Vaccine Passport Would Allow Missed Infections
Israeli data suggest that a "vaccine passport" that exempts vaccinated people from routine COVID-19 testing would allow many infections to be missed. Researchers analyzed infection rates among citizens returning to Israel through Ben Gurion Airport, who were required to undergo PCR testing upon arrival regardless of vaccination status. "Surprisingly," in August 2021, the rate of positive tests among vaccinated travelers was more than twice that of unvaccinated people, said Retsef Levi of the MIT Sloan School of Management, who co-authored a report published on the SSRN server prior to peer review... Travelers who received a second dose of Pfizer (PFE.N)/BioNTech vaccine within the past six months or who had received a booster dose were considered vaccinated. The group considered unvaccinated included those who had never been vaccinated and those whose most recent dose was more than six months old, as the vaccine was losing effectiveness by that time. in September, when the Israeli government recommended a booster dose for all adults, the positive test rate for vaccinated travelers declined, and the positive test rate for vaccinated travelers was approximately 3.5 times lower than that for unvaccinated ones. By October, the positive test rate for the vaccinated group, while still low, had begun to climb again, Levi said. The data suggest that limiting frequent COVID-19 testing to unvaccinated individuals would "pose a potential risk by reinforcing the misrepresentation that vaccinated individuals are safe from infection.
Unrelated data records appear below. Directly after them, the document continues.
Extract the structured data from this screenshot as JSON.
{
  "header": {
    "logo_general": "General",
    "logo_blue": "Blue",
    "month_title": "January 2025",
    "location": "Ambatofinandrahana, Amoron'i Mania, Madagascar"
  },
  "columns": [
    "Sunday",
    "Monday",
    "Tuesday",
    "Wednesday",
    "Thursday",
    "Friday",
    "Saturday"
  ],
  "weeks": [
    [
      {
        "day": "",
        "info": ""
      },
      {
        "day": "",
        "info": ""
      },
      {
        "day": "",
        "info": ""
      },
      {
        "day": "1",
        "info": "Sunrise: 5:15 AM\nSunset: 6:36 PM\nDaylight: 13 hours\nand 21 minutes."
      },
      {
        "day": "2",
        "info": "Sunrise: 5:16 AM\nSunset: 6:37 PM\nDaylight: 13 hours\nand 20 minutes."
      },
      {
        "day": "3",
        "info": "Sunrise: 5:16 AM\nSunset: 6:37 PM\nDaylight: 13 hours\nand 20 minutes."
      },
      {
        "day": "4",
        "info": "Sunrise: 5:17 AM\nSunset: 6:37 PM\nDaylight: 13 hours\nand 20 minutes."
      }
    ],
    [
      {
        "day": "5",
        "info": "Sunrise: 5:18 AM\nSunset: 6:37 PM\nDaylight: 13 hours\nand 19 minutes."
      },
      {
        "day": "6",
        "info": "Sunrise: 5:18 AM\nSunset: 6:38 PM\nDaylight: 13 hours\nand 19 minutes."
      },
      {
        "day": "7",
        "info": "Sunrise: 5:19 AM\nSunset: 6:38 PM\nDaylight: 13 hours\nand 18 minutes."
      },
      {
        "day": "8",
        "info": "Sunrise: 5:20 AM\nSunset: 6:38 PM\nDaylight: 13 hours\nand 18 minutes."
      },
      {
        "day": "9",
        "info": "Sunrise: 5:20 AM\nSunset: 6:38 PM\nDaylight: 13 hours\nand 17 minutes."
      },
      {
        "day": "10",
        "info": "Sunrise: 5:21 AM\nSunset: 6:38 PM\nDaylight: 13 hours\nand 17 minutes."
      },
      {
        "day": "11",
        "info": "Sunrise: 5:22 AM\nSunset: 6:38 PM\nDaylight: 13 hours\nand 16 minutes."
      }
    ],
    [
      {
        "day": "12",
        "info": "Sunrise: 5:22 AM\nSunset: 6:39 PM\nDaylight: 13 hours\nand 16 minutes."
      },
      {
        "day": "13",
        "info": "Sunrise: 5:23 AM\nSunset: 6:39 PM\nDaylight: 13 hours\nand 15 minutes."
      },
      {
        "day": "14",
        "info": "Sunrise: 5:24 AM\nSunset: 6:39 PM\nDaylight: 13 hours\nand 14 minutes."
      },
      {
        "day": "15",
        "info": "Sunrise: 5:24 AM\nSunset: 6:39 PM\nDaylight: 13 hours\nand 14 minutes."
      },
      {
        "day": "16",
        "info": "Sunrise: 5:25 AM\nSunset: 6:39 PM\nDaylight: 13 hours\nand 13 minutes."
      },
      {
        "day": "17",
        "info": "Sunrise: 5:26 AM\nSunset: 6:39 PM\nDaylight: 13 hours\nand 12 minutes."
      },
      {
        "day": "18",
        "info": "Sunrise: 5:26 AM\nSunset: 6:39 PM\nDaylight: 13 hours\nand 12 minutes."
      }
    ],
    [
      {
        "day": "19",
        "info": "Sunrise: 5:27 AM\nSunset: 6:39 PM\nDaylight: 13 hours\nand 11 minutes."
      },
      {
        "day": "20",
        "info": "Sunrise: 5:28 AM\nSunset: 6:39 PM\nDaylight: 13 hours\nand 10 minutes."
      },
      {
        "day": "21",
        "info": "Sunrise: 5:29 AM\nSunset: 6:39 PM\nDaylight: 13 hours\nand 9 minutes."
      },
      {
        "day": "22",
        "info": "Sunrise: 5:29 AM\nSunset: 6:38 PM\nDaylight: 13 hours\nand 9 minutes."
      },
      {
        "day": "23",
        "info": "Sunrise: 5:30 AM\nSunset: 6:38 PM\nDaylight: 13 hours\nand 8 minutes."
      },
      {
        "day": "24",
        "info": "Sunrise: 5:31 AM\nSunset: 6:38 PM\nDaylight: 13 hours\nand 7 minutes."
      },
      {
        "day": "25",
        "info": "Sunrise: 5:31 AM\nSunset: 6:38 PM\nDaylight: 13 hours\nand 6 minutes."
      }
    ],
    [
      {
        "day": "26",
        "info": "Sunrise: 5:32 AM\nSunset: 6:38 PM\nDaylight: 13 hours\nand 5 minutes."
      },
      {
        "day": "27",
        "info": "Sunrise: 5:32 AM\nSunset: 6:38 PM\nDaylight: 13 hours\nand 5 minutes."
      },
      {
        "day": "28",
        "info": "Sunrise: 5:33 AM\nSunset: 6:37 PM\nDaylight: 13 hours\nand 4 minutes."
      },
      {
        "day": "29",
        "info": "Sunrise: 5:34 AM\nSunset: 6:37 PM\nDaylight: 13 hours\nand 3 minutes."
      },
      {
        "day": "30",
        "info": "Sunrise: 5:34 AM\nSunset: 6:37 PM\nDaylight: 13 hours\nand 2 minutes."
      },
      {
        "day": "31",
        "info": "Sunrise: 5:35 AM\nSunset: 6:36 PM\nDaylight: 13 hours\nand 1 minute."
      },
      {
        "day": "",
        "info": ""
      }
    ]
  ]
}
Wearing a mask and maintaining social distance is still worthwhile
Researchers reviewed 72 previous studies and said that wearing masks and maintaining physical distance is associated with reduced transmission of COVID-19 and should be continued. When they analyzed the results of eight studies in detail, they found that wearing a mask reduced the incidence of COVID-19 by 53 percent, while maintaining physical distance reduced it by 25 percent. There is not enough data to confirm the overall benefits of stricter measures, such as lockdowns, school and workplace closures, and border closures, the researchers reported Thursday in the BMJ... Few of the studies analyzed had randomized trials, so they could not demonstrate that the interventions directly reduced infection rates. Nevertheless, the researchers conclude that "further control of the COVID-19 pandemic is likely to depend not only on high vaccination coverage and its effectiveness, but also on continued adherence to effective and sustainable public health measures."